Como foi insinuado, o povo de Santiago destacava-se pela crença religiosa consequente da forte presença da evangelização que imperou desde início até ao século XVII de forma crescente, altura em que a cidade da Ribeira–Grande deixou de ser um entreposto obrigatório. A partir dessa data, os navios negreiros passaram a efetuar as suas viagens diretamente do litoral africano para os portos do continente americano, sem necessidade de efetuar qualquer escala na Ilha de Santiago.

António Carreira refere que o tráfego de escravos, o apoio à navegação (víveres frescos, aguadas) e o comércio (tecelagem, sal, algodão, urzela, anil, cana de açucar) e a agricultura faziam a riqueza dos senhores e libertos que assim sustentavam os seus escravos.
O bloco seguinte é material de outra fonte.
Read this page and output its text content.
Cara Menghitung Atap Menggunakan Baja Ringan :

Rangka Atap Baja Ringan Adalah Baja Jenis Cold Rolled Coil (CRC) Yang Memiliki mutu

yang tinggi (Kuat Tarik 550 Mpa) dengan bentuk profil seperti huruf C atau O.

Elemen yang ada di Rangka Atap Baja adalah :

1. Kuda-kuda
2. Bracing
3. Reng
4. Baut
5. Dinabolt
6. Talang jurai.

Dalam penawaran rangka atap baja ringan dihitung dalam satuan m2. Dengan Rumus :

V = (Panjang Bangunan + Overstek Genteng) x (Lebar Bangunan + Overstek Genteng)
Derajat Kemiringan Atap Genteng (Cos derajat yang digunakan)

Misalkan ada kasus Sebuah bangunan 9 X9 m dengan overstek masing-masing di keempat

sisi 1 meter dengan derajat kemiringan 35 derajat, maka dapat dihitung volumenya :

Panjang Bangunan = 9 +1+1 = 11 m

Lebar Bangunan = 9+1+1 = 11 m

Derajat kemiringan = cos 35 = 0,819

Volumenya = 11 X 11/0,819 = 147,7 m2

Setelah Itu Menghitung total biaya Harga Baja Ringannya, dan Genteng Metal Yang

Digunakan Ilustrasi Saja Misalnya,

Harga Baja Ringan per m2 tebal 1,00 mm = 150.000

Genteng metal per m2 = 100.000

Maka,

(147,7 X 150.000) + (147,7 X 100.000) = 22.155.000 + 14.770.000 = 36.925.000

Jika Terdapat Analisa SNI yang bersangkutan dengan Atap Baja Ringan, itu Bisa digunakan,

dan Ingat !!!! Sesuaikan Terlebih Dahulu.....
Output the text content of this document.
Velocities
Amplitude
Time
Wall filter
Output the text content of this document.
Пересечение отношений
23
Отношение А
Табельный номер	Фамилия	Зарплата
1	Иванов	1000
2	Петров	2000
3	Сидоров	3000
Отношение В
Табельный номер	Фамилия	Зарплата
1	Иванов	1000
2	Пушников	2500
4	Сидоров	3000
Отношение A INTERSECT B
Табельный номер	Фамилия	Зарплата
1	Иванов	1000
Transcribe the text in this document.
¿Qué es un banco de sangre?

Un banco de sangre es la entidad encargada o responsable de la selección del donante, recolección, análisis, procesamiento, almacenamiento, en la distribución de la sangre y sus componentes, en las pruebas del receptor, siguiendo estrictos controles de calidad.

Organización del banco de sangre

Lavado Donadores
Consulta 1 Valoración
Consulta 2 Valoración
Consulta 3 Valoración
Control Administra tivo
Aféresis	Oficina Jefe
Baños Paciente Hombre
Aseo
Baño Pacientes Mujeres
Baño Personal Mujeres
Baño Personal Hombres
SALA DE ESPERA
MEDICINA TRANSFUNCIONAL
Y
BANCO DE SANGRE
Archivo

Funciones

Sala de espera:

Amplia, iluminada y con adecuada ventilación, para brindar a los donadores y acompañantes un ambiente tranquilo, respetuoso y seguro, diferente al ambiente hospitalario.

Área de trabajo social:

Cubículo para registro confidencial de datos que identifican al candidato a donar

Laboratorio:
Com a perda do privilégio de Centro do Comércio, a cidade começou a perder importância, tudo se agravando com os ataques de corsários, caso em que seriam os escravos a auxiliarem os senhores a fugirem para o interior da ilha.

E é esta sociedade composta por senhores, libertos, escravos que se vai desenvolver com o tempo Histórico, caso em que os senhores acabam por criar a classe dos morgadios. Ilha muito agrícola, criou ao lado dos latifúndios dos morgados, a classe de agricultores que serve de base à história de Os Dois Irmãos.

Desde 1820 que Santiago vinha passando por uma grande instabilidade social e política, dos eventos de nudança decorrentes do colapso do sistema da escravatura e, por outro, dos efeitos da revolução liberal em Portugal, cujos ecos chegam, por vezes, através da presença de degredados políticos e militares.